The MNA has countered with a proposal for a multiemployer defined benefit plan, which management has refused to consider.

Patients joining Wednesday’s picket line praised the dedication and skill of the Tufts nurses. Claire, whose mother-in-law Helen is a long-time Tufts nurse, credits the nursing staff with saving her son’s life.

“My son was born here,” Claire said. “I was in the labor unit overnight and something just didn’t feel right. In the morning, they changed shifts, and within 15 minutes the senior nurse had us in the OR and my son was delivered. She acted quickly, and she knew she had to respond. My son is six months; he’s beautiful and healthy now.

“His heart rate was not right, and if she hadn’t reacted as she did, I don’t know what would have happened. I got emotional coming in here today, because if not for that nurse’s quick work my son wouldn’t be here.”

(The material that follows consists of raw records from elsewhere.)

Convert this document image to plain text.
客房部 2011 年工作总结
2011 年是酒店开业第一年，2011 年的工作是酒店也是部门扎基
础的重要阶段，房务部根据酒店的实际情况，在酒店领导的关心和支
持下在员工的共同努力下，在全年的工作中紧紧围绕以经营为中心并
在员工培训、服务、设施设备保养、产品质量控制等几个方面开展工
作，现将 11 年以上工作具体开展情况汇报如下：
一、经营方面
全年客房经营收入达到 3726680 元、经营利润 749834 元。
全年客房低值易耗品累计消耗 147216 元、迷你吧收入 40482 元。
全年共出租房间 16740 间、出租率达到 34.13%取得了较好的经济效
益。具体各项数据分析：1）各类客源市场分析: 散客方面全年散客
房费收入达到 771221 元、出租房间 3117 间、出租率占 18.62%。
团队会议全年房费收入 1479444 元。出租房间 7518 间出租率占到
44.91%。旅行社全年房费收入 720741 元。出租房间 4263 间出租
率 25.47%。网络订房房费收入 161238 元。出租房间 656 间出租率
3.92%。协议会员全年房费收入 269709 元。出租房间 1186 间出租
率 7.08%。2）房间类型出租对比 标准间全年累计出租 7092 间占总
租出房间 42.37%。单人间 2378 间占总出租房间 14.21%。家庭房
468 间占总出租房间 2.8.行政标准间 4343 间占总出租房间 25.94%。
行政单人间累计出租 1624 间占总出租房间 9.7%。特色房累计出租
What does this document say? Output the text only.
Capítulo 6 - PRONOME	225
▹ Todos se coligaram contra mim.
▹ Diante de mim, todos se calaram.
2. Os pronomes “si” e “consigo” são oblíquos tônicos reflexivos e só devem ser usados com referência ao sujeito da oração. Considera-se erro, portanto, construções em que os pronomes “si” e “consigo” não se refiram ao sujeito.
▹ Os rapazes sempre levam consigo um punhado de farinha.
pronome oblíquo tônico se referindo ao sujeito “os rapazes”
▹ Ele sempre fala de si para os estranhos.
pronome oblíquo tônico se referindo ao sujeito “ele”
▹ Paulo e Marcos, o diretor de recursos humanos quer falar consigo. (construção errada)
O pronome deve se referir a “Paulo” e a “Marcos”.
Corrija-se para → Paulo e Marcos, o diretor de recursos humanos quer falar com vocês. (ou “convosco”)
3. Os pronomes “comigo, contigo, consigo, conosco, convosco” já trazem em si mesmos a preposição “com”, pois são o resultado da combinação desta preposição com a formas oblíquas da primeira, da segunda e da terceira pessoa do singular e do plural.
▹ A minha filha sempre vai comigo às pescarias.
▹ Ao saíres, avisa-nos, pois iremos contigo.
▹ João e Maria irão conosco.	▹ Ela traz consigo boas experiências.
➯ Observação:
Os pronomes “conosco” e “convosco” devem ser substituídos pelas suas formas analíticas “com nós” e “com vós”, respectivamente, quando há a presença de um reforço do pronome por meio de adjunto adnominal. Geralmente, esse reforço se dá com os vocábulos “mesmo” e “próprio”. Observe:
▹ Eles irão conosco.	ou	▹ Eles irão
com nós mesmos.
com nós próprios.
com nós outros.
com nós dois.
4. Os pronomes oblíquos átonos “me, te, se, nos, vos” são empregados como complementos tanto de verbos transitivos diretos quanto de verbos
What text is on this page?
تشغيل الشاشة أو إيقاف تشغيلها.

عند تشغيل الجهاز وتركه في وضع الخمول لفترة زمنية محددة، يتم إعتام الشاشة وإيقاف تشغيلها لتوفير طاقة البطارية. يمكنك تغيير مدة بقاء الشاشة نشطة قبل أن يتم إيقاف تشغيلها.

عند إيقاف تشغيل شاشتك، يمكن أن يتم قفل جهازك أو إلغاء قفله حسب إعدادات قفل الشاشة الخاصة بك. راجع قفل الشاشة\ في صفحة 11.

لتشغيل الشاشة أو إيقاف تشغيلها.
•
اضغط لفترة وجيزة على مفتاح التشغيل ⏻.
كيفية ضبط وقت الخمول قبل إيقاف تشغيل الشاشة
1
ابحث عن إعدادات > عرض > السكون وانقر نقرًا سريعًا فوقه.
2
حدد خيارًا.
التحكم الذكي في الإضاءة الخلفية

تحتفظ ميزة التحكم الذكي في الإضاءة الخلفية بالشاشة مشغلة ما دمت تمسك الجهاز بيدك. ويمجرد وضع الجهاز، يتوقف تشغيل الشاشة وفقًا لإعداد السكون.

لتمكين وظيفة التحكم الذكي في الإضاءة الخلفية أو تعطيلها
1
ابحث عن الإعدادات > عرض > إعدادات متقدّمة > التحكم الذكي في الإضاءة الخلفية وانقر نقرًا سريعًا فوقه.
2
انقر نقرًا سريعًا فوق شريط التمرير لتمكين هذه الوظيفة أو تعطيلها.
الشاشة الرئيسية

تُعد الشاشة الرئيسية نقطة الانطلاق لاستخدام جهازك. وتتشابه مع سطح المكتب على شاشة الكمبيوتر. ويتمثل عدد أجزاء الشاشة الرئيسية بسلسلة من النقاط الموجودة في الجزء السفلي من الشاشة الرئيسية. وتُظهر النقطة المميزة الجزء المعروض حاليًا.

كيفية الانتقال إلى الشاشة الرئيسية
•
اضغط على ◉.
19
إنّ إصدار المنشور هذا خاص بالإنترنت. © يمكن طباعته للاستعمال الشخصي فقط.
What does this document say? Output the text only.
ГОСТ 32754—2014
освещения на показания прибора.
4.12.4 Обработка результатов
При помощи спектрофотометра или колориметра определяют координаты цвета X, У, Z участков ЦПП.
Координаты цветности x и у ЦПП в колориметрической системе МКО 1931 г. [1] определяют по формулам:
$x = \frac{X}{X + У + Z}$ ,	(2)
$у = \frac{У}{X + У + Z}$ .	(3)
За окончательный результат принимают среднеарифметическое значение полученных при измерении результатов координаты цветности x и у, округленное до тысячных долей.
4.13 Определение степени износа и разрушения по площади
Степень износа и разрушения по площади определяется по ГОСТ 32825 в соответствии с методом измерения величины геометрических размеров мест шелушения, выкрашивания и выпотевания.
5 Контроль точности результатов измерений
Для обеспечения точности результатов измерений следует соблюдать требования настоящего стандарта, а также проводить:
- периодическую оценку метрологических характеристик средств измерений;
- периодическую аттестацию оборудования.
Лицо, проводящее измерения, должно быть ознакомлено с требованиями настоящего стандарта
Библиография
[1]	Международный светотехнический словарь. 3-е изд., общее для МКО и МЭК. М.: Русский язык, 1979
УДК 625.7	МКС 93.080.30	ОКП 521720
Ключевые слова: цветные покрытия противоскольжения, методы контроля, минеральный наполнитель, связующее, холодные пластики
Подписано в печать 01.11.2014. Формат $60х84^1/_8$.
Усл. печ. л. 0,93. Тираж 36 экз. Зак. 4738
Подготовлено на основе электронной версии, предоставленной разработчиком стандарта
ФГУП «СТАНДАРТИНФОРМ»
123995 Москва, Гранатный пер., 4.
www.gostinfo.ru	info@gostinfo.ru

The Tufts strike follows a one-day strike by 240 nurses in late June and a punitive two-day lockout by administrators at Baystate Franklin Medical Center in Greenfield, Massachusetts. Last year, 4,000 nurses at Allina Health in the Twin Cities area in Minnesota fought a five-week battle against management’s demand that they accept a company-run insurance plan.

Unions representing nurses at Tufts, Baystate and Allina Health are all affiliates of the National Nurses United, which in the face of growing attacks on nurses and other health care workers have promoted ineffective one-day strikes, while calling on Democratic Party politicians to defend jobs and conditions. In the end, the NNU and its Minnesota affiliate capitulated to Allina’s demands.

Far from defending workers, the Democratic Party has spearheaded the attack on health care and the workers who provide it, with the Obama administration’s Affordable Care Act encouraging cost cutting and speedup in the hospitals and maintaining the domination of the insurance companies and giant hospital chains. This assault is being escalated by the Trump administration and bipartisan health care plan now being worked out in Washington.

An effective strategy requires that rank-and-file nurses take the conduct of their fight into their own hands and mobilize support among other health care workers and throughout the working class to fight both big-business parties and the for-profit health system they defend.